As sementes oferecem um nível de resiliência aos efeitos nocivos das mudanças climáticas nos ecossistemas em todo o mundo. Quando as sementes são jogadas no solo, muitas vezes ficando adormecidas por muitos anos até estarem prontas para crescer em plantas, elas se tornam parte do armazenamento natural das sementes nos “bancos de sementes do solo”. Pensa-se que esses bancos resistem melhor a condições extremas do que a vegetação germinada que existe acima do solo.

Um novo estudo publicado na revista Ecological Society of America da Ecological Applications examina como o aquecimento e o aumento da precipitação (chuva e neve) prejudicam as sementes no solo do platô tibetano e em outros lugares.

“Os bancos de sementes no solo são essencialmente o último recurso de resiliência natural nos ecossistemas”, diz Scott Collins, professor da Universidade do Novo México e autor do artigo. “Frequentemente, nos concentramos no que vemos acima das decisões de gerenciamento básicas e apenas na aparência da comunidade da planta”.

O platô tibetano, um local que pastou há milhares de anos, é o local ideal para estudar os efeitos climáticos diretos e indiretos na vegetação em um ambiente frágil. O estudo afirma que, como o planalto mais alto do mundo, com uma média de mais de 4000 metros de altitude, é considerado o terceiro pólo da Terra. A taxa de aquecimento aqui é quase 1,5 vezes a do aquecimento global devido às mudanças climáticas e as chuvas anuais aumentaram na maioria das áreas do platô.

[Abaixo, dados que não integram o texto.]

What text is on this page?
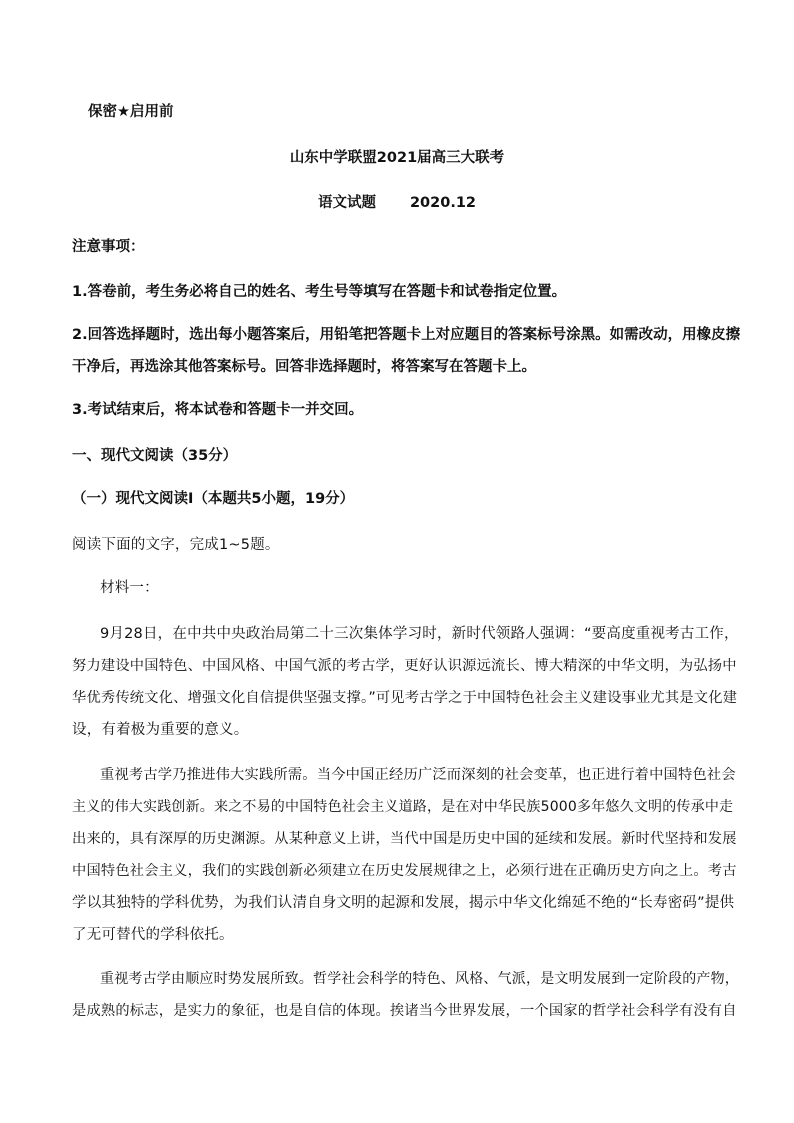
保密★启用前
山东中学联盟2021届高三大联考
语文试题 2020.12
注意事项：
1.答卷前，考生务必将自己的姓名、考生号等填写在答题卡和试卷指定位置。
2.回答选择题时，选出每小题答案后，用铅笔把答题卡上对应题目的答案标号涂黑。如需改动，用橡皮擦
干净后，再选涂其他答案标号。回答非选择题时，将答案写在答题卡上。
3.考试结束后，将本试卷和答题卡一并交回。
一、现代文阅读（35分）
（一）现代文阅读Ⅰ（本题共5小题，19分）
阅读下面的文字，完成1~5题。
材料一：
9月28日，在中共中央政治局第二十三次集体学习时，新时代领路人强调：“要高度重视考古工作，
努力建设中国特色、中国风格、中国气派的考古学，更好认识源远流长、博大精深的中华文明，为弘扬中
华优秀传统文化、增强文化自信提供坚强支撑。”可见考古学之于中国特色社会主义建设事业尤其是文化建
设，有着极为重要的意义。
重视考古学乃推进伟大实践所需。当今中国正经历广泛而深刻的社会变革，也正进行着中国特色社会
主义的伟大实践创新。来之不易的中国特色社会主义道路，是在对中华民族5000多年悠久文明的传承中走
出来的，具有深厚的历史渊源。从某种意义上讲，当代中国是历史中国的延续和发展。新时代坚持和发展
中国特色社会主义，我们的实践创新必须建立在历史发展规律之上，必须行进在正确历史方向之上。考古
学以其独特的学科优势，为我们认清自身文明的起源和发展，揭示中华文化绵延不绝的“长寿密码”提供
了无可替代的学科依托。
重视考古学由顺应时势发展所致。哲学社会科学的特色、风格、气派，是文明发展到一定阶段的产物，
是成熟的标志，是实力的象征，也是自信的体现。挨诸当今世界发展，一个国家的哲学社会科学有没有自
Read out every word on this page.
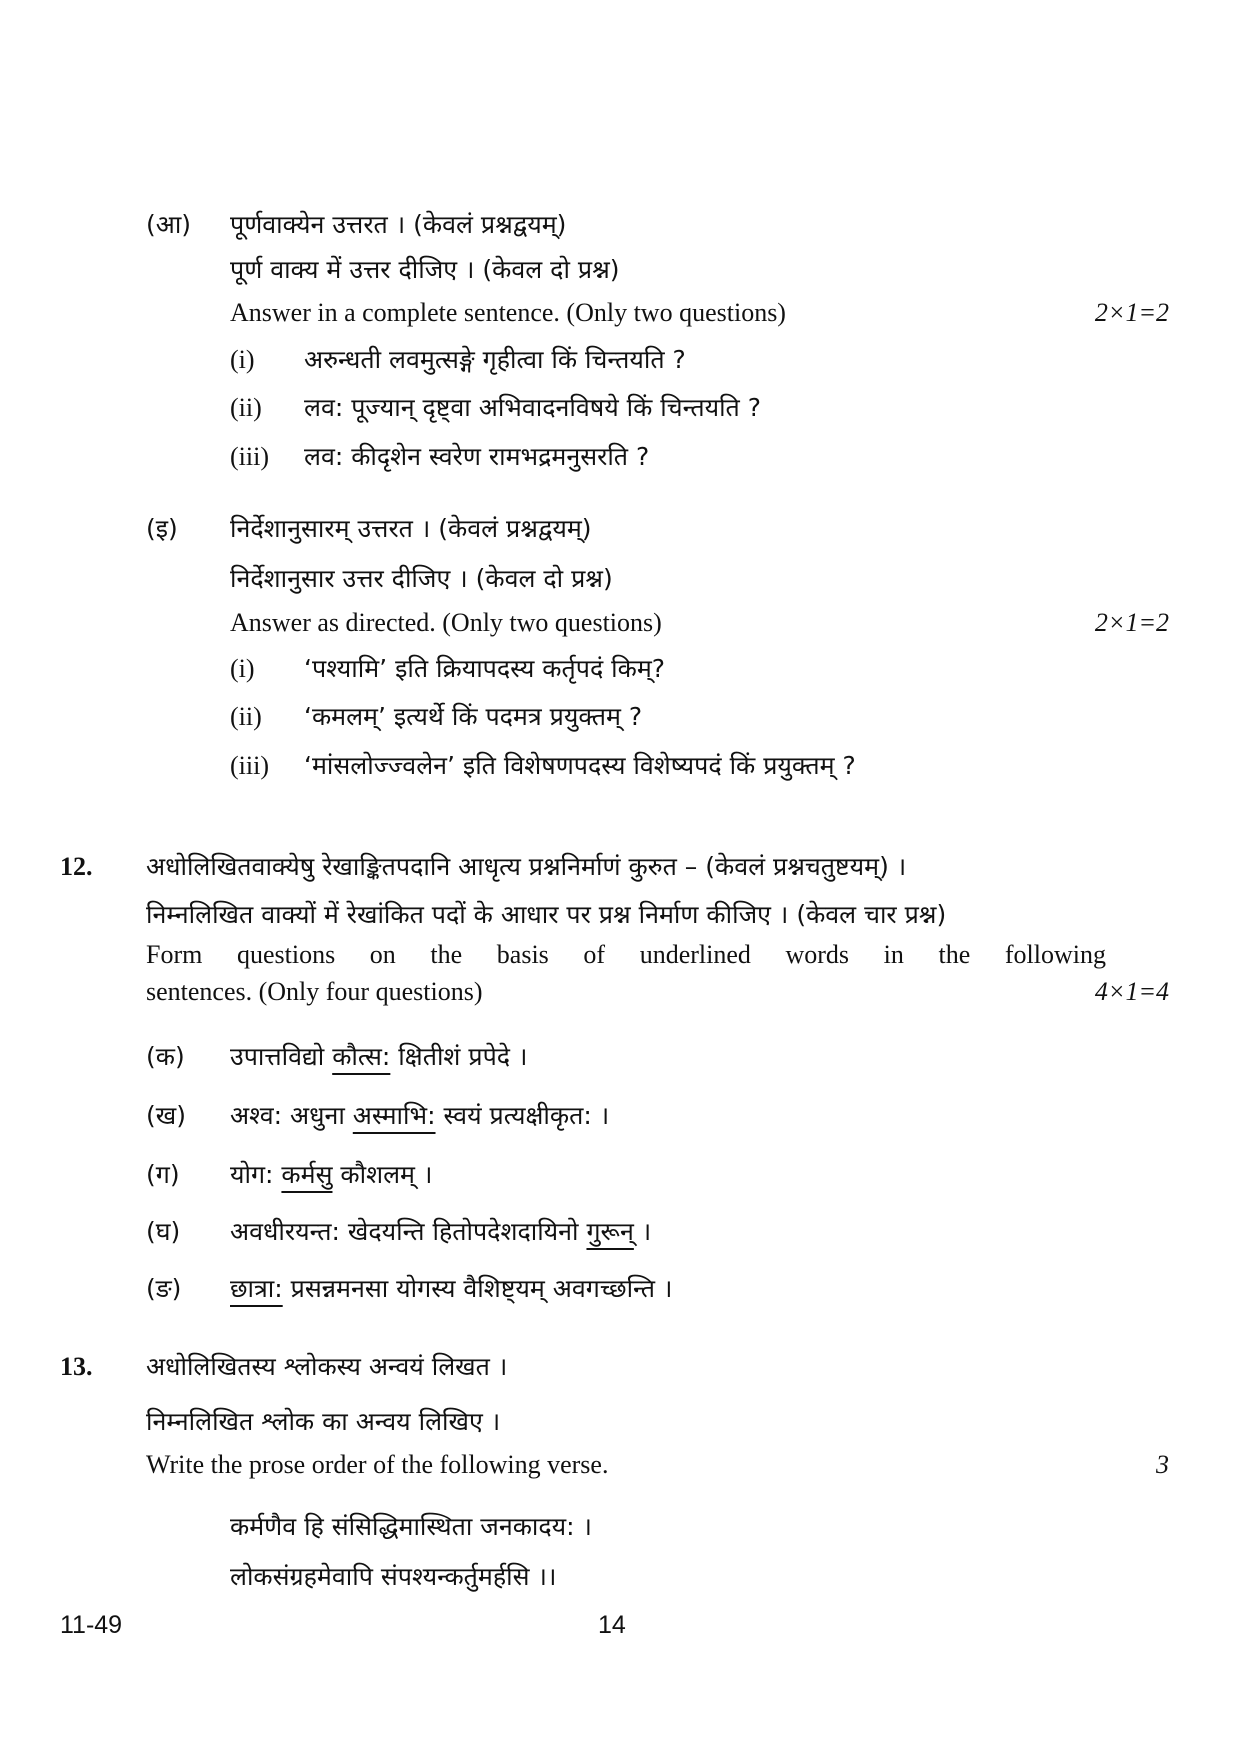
(आ) पूर्णवाक्येन उत्तरत । (केवलं प्रश्नद्वयम्)
पूर्ण वाक्य में उत्तर दीजिए । (केवल दो प्रश्न)
Answer in a complete sentence. (Only two questions)	2×1=2
(i) अरुन्धती लवमुत्सङ्गे गृहीत्वा किं चिन्तयति ?
(ii) लव: पूज्यान् दृष्ट्वा अभिवादनविषये किं चिन्तयति ?
(iii) लव: कीदृशेन स्वरेण रामभद्रमनुसरति ?
(इ) निर्देशानुसारम् उत्तरत । (केवलं प्रश्नद्वयम्)
निर्देशानुसार उत्तर दीजिए । (केवल दो प्रश्न)
Answer as directed. (Only two questions)	2×1=2
(i) ‘पश्यामि’ इति क्रियापदस्य कर्तृपदं किम्?
(ii) ‘कमलम्’ इत्यर्थे किं पदमत्र प्रयुक्तम् ?
(iii) ‘मांसलोज्ज्वलेन’ इति विशेषणपदस्य विशेष्यपदं किं प्रयुक्तम् ?
12. अधोलिखितवाक्येषु रेखाङ्कितपदानि आधृत्य प्रश्ननिर्माणं कुरुत – (केवलं प्रश्नचतुष्टयम्) ।
निम्नलिखित वाक्यों में रेखांकित पदों के आधार पर प्रश्न निर्माण कीजिए । (केवल चार प्रश्न)
Form questions on the basis of underlined words in the following
sentences. (Only four questions)	4×1=4
(क) उपात्तविद्यो कौत्स: क्षितीशं प्रपेदे ।
(ख) अश्व: अधुना अस्माभि: स्वयं प्रत्यक्षीकृत: ।
(ग) योग: कर्मसु कौशलम् ।
(घ) अवधीरयन्त: खेदयन्ति हितोपदेशदायिनो गुरून् ।
(ङ) छात्रा: प्रसन्नमनसा योगस्य वैशिष्ट्यम् अवगच्छन्ति ।
13. अधोलिखितस्य श्लोकस्य अन्वयं लिखत ।
निम्नलिखित श्लोक का अन्वय लिखिए ।
Write the prose order of the following verse.	3
कर्मणैव हि संसिद्धिमास्थिता जनकादय: ।
लोकसंग्रहमेवापि संपश्यन्कर्तुमर्हसि ।।
11-49	14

Como a estação de crescimento é relativamente curta no platô, as amostras de solo e as pesquisas de plantas foram coletadas em um ano. Pesquisadores da Universidade de Lanzhou, na China, visitaram 57 locais de coleta de amostras em diferentes elevações e tipos de ecossistema na parte nordeste do platô. Eles coletaram 1026 amostras de solo e pesquisaram a comunidade de plantas acima do solo, composta por plantas cultivadas que refletem os tipos de sementes que caem no chão ao longo do tempo. Em seguida, os pesquisadores germinaram as amostras e as cultivaram em parcelas experimentais para estudar o crescimento e quais condições diferentes afetam os bancos de sementes do Tibete.

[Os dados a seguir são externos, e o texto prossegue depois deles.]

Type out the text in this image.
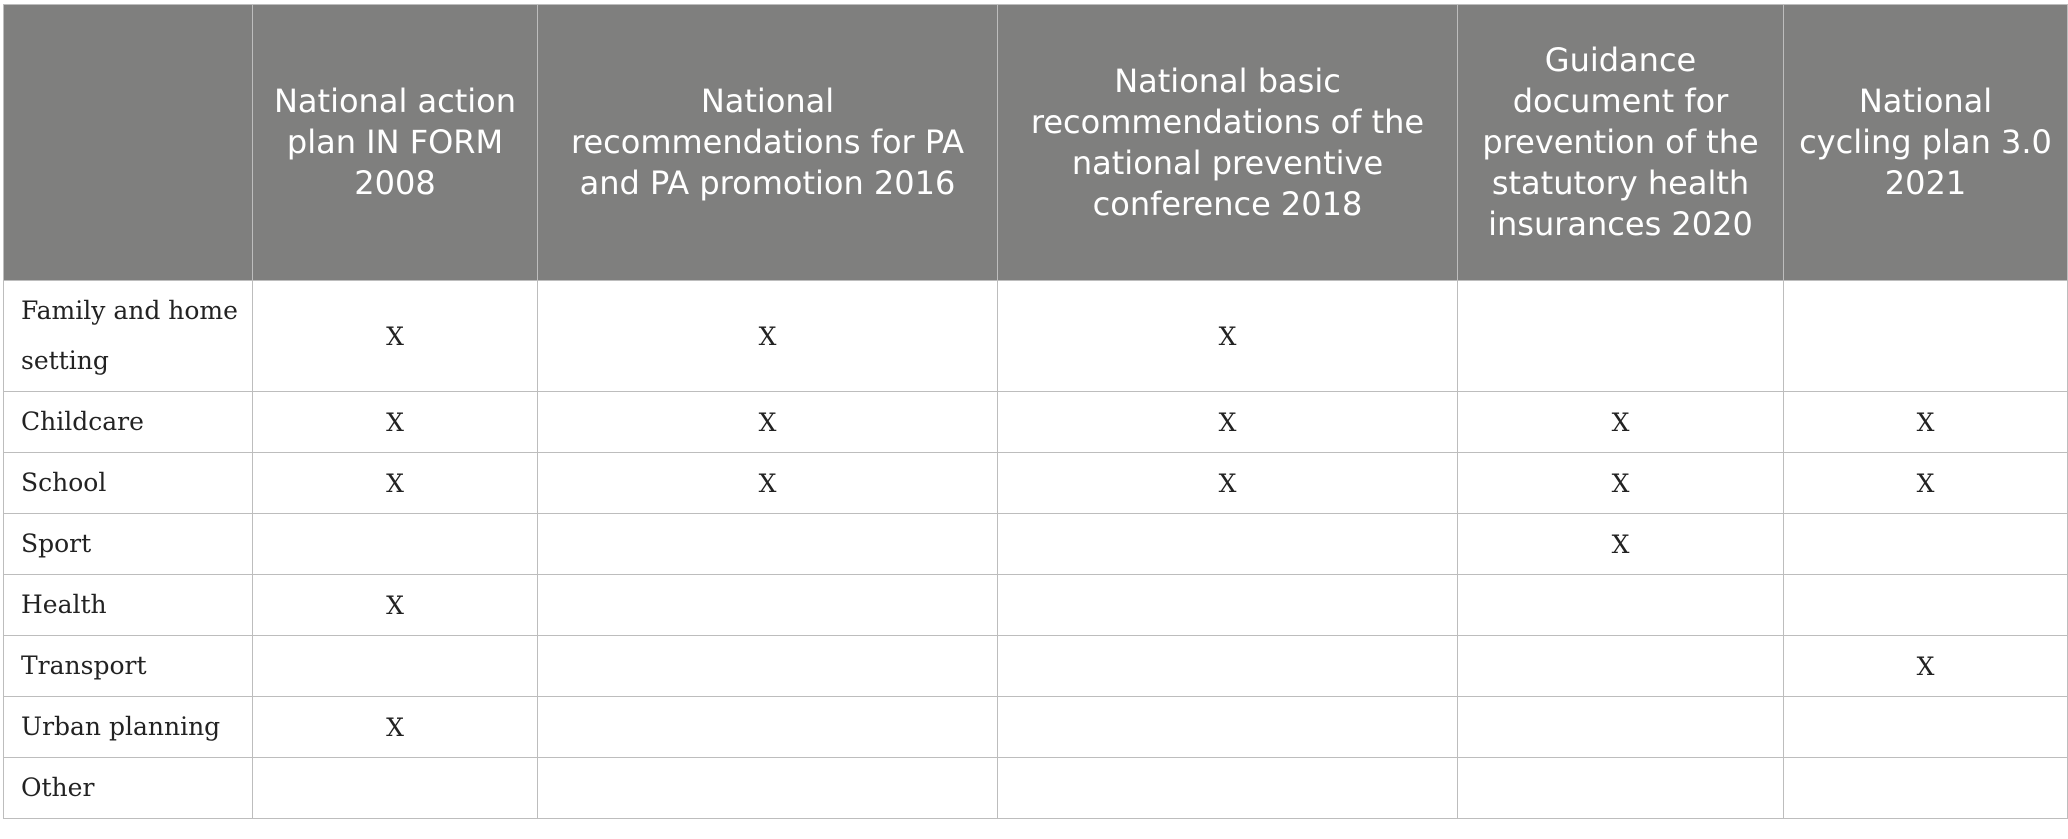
	National action plan IN FORM 2008	National recommendations for PA and PA promotion 2016	National basic recommendations of the national preventive conference 2018	Guidance document for prevention of the statutory health insurances 2020	National cycling plan 3.0 2021
Family and home setting	X	X	X		
Childcare	X	X	X	X	X
School	X	X	X	X	X
Sport				X	
Health	X				
Transport					X
Urban planning	X				
Other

Sementes no Tibete enfrentam impactos das mudanças climáticas
Um experimento de germinação de banco de sementes no solo consiste em amostras de solo coletadas que são espalhadas em vasos de areia. À medida que as sementes germinam, o principal autor Miaojun Ma conta e identifica as mudas. Crédito: Scott Collins e Miaojun Ma.

Embora algumas plantas pareçam crescer bem sob o aumento da precipitação e do aquecimento, essas mudanças têm efeitos diferentes e prejudiciais sobre as pequenas sementes que ficam adormecidas e resistentes no solo.

“As mudanças climáticas afetam a capacidade das sementes de germinar, crescer e sobreviver”, diz Collins. “Embora as mudanças climáticas afetem as plantas adultas, as mudas são delicadas e o estresse causado pelo clima – seca, congelamento etc. – pode causar alta mortalidade das mudas”.

O estudo afirma que a temperatura é um fator primário no controle da dormência das sementes. Com temperaturas mais quentes , as sementes podem ser acionadas para brotar muito cedo, quando as condições não são ideais para um crescimento saudável. Um período anormalmente quente de alguns dias – o que está se tornando mais comum – durante um inverno severo pode fazer com que essas sementes cresçam, mas acaba por fracassar. Muitas sementes também podem ser acionadas para brotar muito cedo por níveis mais altos de umidade no solo.

O aumento da temperatura e da precipitação também pode afetar as sementes indiretamente, alterando o ambiente ao seu redor. Patógenos (organismos microscópicos causadores de doenças) que são prejudiciais às sementes podem se tornar mais prolíficos sob condições de solo mais quentes e úmidas. A acidez do solo também pode mudar, o que afeta fortemente as comunidades microbianas e a abundância desses patógenos. O nitrogênio extra no solo, também causado pelas mudanças nas condições, permite que algumas espécies de plantas dominem outras e leva a um declínio na diversidade geral de espécies, o que se traduz em menor diversidade de sementes no solo.

Collins acredita que o estudo deve obrigar os gerentes e cientistas do ecossistema a prestar atenção aos efeitos diretos e indiretos da mudança ambiental global nos sistemas subterrâneos. “Mesmo quando a comunidade acima do solo parece muito degradada”, diz ele, “o banco de sementes no solo ainda pode fornecer uma fonte importante, porém pouco apreciada, de resiliência ao ecossistema após perturbações prolongadas”.

Com as constantes mudanças nas condições climáticas, no entanto, essa resiliência continua a ser testada.